Schauble ha già chiarito, chi è dentro è dentro e chi è fuori è fuori. Quello che i promotori della Brexit durante la campagna non hanno spiegato del tutto, inoltre, è che il modello norvegese, pur garantendo l’accesso al mercato unico, prevede anche l’accettazione di alcuni dei principi base della Ue, tra i quali la libertà di movimento delle persone. Proprio uno dei principi più detestati dagli euroscettici britannici, che durante la campagna referendaria hanno continuato a soffiare sul fuoco dell’allarme immigrazione per convincere gli elettori a votare per la Brexit. Non è poi scontato, ora che nelle urne ha prevalso l’opzione ‘Leave’, che Bruxelles si mostri così generosa nei confronti di Londra, replicando in chiave britannica il modello norvegese. Anzi, per scongiurare eventuali tentativi di altri Paesi, la Ue, nei due anni di negoziati che serviranno a definire la pratica di divorzio con la Gran Bretagna, potrebbe probabilmente mostrarsi piuttosto severa. Lo ha già fatto capire prima del voto il presidente della Commissione europea Jean-Claude Juncker, annunciando il mese scorso che «i disertori non saranno riaccolti a braccia aperte». Non bastasse, nei giorni scorsi il ministro delle Finanze tedesco Wolfgang Schauble, in un’intervista allo Spiegel, ha escluso qualsiasi possibilità per i britannici di accesso al mercato unico, come invece sperano l’ex sindaco di Londra Boris Johnson e con lui tutto il fronte della Brexit.

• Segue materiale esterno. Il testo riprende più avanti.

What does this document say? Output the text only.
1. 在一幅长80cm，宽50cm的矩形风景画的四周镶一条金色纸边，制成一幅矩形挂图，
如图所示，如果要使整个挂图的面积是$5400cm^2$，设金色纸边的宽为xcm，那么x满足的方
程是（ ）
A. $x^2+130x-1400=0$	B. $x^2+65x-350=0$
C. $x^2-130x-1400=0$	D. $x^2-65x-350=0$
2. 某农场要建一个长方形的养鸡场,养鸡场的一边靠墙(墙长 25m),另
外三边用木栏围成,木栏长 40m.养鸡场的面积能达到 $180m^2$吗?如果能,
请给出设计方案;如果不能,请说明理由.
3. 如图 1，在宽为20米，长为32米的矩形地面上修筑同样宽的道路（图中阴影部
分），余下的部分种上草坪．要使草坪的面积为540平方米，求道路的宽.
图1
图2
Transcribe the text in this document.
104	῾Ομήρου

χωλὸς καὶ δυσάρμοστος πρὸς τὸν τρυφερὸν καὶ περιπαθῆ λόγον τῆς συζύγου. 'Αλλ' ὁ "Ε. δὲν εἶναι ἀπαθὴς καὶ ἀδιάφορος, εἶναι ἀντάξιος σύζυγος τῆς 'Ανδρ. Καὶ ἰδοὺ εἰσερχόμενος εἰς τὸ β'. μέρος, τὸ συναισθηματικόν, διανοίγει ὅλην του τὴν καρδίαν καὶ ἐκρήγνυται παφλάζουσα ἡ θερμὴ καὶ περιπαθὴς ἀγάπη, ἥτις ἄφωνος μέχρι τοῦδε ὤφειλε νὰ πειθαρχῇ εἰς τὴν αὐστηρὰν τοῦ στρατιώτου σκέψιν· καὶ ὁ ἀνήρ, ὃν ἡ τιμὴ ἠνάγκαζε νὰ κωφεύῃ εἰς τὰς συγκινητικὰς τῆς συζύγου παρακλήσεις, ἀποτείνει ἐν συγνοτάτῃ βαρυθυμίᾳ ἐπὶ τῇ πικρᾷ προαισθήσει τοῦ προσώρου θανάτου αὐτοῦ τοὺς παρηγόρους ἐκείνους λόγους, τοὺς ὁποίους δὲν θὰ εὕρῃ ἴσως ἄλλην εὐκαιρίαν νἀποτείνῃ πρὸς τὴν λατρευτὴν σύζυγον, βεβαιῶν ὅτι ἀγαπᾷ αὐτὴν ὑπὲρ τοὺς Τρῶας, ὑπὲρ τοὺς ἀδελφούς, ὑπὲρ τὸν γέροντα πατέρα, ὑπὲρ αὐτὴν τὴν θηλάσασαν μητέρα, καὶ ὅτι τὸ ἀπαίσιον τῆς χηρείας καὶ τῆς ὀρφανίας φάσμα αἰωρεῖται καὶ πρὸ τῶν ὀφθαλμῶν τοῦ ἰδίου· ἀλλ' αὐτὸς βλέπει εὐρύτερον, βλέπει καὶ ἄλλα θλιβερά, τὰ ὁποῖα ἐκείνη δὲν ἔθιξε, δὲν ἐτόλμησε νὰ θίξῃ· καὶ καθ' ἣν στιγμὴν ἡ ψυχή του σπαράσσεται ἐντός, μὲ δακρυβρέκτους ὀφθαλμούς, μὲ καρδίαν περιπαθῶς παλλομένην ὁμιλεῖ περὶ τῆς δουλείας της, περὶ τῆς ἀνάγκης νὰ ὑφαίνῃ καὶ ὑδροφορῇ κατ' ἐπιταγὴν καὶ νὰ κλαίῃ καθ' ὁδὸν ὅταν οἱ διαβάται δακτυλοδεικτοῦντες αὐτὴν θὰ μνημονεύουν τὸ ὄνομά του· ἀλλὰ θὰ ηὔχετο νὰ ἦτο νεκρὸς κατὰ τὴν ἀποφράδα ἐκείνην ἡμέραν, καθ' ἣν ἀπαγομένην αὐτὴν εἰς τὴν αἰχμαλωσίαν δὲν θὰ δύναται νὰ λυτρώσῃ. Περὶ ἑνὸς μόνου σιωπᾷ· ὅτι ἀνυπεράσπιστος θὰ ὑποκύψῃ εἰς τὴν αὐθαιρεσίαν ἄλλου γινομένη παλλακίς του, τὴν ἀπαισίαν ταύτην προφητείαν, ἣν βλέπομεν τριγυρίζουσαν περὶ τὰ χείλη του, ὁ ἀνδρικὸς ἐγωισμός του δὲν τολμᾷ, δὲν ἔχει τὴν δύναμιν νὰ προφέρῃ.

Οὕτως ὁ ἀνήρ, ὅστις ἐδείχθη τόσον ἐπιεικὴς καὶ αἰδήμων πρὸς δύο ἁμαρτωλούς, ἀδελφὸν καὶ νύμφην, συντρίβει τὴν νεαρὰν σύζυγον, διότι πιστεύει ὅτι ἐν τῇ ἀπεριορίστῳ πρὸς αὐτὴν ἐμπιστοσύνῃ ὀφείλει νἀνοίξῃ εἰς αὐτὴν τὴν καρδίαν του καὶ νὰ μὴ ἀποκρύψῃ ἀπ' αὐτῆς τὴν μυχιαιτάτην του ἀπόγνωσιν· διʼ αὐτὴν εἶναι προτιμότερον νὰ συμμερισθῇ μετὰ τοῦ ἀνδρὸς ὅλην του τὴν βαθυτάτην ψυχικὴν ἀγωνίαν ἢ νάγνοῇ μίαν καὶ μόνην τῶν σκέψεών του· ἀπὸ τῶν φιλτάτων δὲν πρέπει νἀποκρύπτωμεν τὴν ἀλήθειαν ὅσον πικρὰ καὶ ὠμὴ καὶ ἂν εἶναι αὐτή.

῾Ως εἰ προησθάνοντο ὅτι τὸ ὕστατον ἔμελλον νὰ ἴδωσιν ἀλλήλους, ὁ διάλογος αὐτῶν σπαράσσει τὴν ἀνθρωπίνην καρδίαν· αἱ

C’è poi l’opzione del ‘modello Svizzera’. La Ue nel corso degli anni ha concluso con la Confederazione elvetica, che non ha voluto aderire allo Spazio economico europeo, una serie di accordi per regolare rapporti che vanno dall’immigrazione al commercio. La Svizzera è inoltre un membro associato dell’Area Schengen e aderisce alle regole di Dublino sul diritto d’asilo. Dal 1999, esiste tra Ue e Svizzera un accordo di libera circolazione delle persone, proprio uno dei punti più contestati dai promotori della Brexit. Nel 2014, gli svizzeri in un referendum hanno contestato quell’accordo, decidendo di imporre dei limiti all’immigrazione, anche per i cittadini della Ue. La questione è ora oggetto di un complicato negoziato con Bruxelles.

1 COMMENTO

  1. Il 6 aprile 2016 gli olandesi erano chiamati a esprimersi con un referendum sulla ratifica da parte del governo dell’accordo di associazione tra Unione europea e Ucraina. Il no all’accordo ha ottenuto il 61,1 per cento dei voti; il sì il 38,1 per cento. L’affluenza è stata del 32,2 per cento, appena superiore al quorum del 30 per cento richiesto nel paese per i referendum consultivi.
    In Italia qualcuno ci ha chiesto, a questo proposito, qualcosa?